Over the past couple of years shippers and truckers have protested furiously over being charged when they had been unable to get access to congested terminals.
These protests were the fuel for the Ocean Shipping Reform Act of 2022, which charged the FMC with new rulemaking and guidance on D&D, and the authority duly produced a Notice of Proposed Rulemaking, aimed at curtailing the elbow room for terminals and carriers to levy such charges.
One of notice’s controversial elements is that terminals should have a direct contractual relationship with cargo owners in order to bill them for demurrage. This would force terminals to charge carriers, who would then pass the bill to their clients.

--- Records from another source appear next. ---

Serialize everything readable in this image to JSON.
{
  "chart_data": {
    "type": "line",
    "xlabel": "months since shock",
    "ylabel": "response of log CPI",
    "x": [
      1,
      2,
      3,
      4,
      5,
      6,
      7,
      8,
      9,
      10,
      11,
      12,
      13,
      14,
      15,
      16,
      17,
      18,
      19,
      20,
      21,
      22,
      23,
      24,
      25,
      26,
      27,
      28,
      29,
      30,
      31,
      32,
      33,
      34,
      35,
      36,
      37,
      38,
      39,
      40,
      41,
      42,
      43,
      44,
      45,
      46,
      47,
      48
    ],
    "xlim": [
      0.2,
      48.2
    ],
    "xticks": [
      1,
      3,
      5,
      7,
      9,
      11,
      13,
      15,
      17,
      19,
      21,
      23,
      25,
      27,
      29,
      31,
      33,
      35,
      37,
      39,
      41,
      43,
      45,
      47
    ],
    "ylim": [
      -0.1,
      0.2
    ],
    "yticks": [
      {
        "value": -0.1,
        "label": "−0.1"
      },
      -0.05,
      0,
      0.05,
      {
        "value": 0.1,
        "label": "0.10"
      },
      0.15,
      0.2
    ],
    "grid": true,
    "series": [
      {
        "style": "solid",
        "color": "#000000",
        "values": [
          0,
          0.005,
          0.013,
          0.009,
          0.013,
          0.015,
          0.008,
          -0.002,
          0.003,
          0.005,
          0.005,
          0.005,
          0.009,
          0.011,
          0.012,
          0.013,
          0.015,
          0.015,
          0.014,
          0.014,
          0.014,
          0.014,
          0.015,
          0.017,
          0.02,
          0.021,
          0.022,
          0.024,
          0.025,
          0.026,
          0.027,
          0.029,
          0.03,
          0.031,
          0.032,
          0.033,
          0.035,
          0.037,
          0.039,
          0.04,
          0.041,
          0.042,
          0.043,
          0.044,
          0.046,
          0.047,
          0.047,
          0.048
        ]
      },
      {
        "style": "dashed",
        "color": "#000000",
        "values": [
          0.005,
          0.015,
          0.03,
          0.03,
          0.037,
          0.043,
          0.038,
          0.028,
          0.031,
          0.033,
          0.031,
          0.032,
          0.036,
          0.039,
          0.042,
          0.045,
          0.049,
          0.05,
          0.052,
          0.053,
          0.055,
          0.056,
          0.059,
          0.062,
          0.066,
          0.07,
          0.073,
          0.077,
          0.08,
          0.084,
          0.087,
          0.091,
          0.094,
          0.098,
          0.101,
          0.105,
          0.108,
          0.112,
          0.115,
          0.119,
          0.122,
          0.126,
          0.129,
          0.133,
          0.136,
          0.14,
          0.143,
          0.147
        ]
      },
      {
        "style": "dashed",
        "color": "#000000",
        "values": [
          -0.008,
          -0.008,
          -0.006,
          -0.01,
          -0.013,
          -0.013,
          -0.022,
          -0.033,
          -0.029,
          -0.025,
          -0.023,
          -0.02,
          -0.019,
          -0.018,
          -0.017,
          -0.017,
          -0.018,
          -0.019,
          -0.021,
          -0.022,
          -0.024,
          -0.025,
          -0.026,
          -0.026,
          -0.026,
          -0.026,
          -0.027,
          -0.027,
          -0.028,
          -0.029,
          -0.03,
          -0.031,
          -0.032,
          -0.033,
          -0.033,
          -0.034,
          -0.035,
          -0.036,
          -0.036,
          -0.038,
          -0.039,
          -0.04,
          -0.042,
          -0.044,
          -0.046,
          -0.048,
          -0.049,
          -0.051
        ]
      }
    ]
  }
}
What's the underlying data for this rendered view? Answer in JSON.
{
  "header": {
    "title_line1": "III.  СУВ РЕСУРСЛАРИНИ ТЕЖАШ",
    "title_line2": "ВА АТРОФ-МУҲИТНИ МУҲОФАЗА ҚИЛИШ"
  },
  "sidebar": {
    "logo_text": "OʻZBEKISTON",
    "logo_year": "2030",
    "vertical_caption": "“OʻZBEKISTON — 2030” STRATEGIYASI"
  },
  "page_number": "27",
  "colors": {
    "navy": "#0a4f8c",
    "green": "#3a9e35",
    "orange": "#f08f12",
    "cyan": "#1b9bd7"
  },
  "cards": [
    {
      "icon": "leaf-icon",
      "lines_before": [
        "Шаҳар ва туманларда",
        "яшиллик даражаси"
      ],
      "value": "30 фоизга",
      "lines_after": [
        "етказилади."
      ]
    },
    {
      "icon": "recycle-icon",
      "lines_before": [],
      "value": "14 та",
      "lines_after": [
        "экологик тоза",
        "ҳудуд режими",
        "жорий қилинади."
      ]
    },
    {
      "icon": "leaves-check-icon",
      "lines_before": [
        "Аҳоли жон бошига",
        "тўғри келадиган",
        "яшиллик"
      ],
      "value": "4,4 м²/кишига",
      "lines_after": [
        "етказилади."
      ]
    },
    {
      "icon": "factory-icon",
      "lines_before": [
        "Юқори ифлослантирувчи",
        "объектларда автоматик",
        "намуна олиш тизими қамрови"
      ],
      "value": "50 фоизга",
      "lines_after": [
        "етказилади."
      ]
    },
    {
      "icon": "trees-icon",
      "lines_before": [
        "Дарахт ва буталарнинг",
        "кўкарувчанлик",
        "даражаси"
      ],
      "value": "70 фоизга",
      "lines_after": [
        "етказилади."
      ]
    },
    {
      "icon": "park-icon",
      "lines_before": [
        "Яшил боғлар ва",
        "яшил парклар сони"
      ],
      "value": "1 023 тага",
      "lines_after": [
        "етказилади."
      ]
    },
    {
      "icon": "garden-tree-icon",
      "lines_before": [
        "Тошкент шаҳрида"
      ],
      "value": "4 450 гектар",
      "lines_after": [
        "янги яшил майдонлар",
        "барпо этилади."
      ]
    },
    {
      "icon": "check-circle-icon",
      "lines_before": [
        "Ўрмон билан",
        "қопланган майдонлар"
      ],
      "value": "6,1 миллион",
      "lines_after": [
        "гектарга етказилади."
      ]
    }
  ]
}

But the bigger concern for terminals is the plan to ban charges for days when port facilities are closed. An early taste of this came in December, when the FMC ordered Evergreen to refund $510 to a trucking company for detention fees levied in 2020 when the terminal in question was closed over the Memorial Day weekend.

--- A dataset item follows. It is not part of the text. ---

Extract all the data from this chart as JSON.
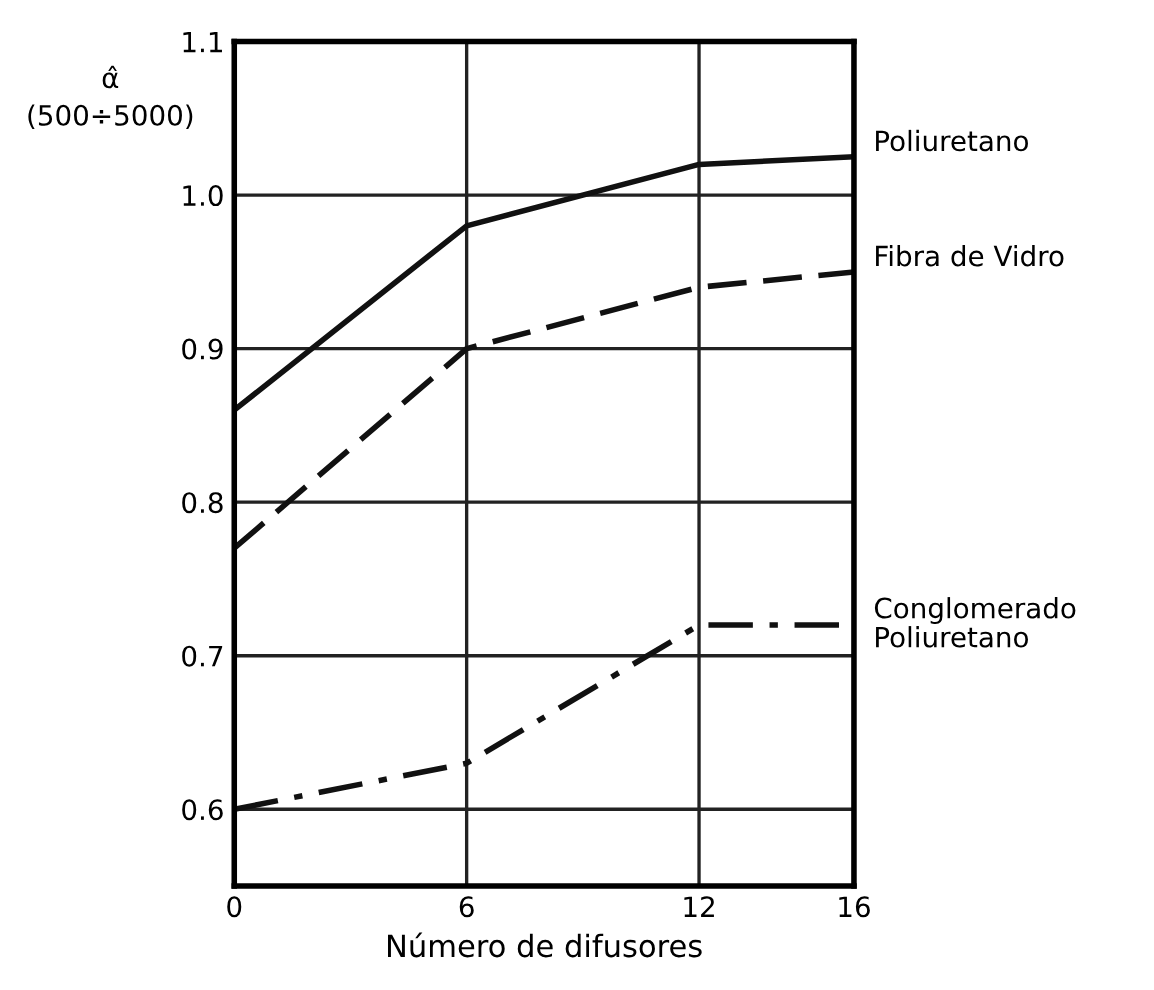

FMC chairman Daniel Maffei said the organisation was not out to ban D&D charges, which he called “very important to keep cargo flowing”, but stressed it wanted to change “what I believe has become a practice of using demurrage and detention as a revenue centre, as opposed to strictly an incentive to pick up cargo and return equipment”.
Ports America and the National Association of Waterfront Employers argue the FMC is overstepping its mandate, but no longer have the full backing of the container lines. Over the past month, three have announced they are axing D&D charges on days when facilities are closed.
Maersk was the first to declare its change of policy and HMM and MSC followed suit. Both HMM and MSC said they were working with the FMC on the issue, signalling that they had come to terms with the prospect of the emerging rules banning charges in such situations. The final set of rules from the FMC is due on 15 June.
“The carriers know they pulled a fast one,” said one industry executive. “Over the past two years they began to claw back contractual excess free times they had previously granted customers. Simultaneously they raised the daily D&D fees,” he added.
And there may be another reason for the carriers’ conciliatory stance: a new, bipartisan, piece of legislation now before the US Congress seeks to repeal limited antitrust immunity for non-US ocean carriers.
The authors of the proposed Ocean Shipping Antitrust Enforcement Act claim it would stop alleged abuses by carriers, from price gouging to refusing to accept US export shipments. A similar draft bill was tabled last year by one of the congressmen involved this time, but failed to gather support.
Container lines are concerned about the headwinds they are facing from regulators, the industry executive reckoned, and added: “They’re nervous because of the antagonistic stance of the European Commission and the FMC.”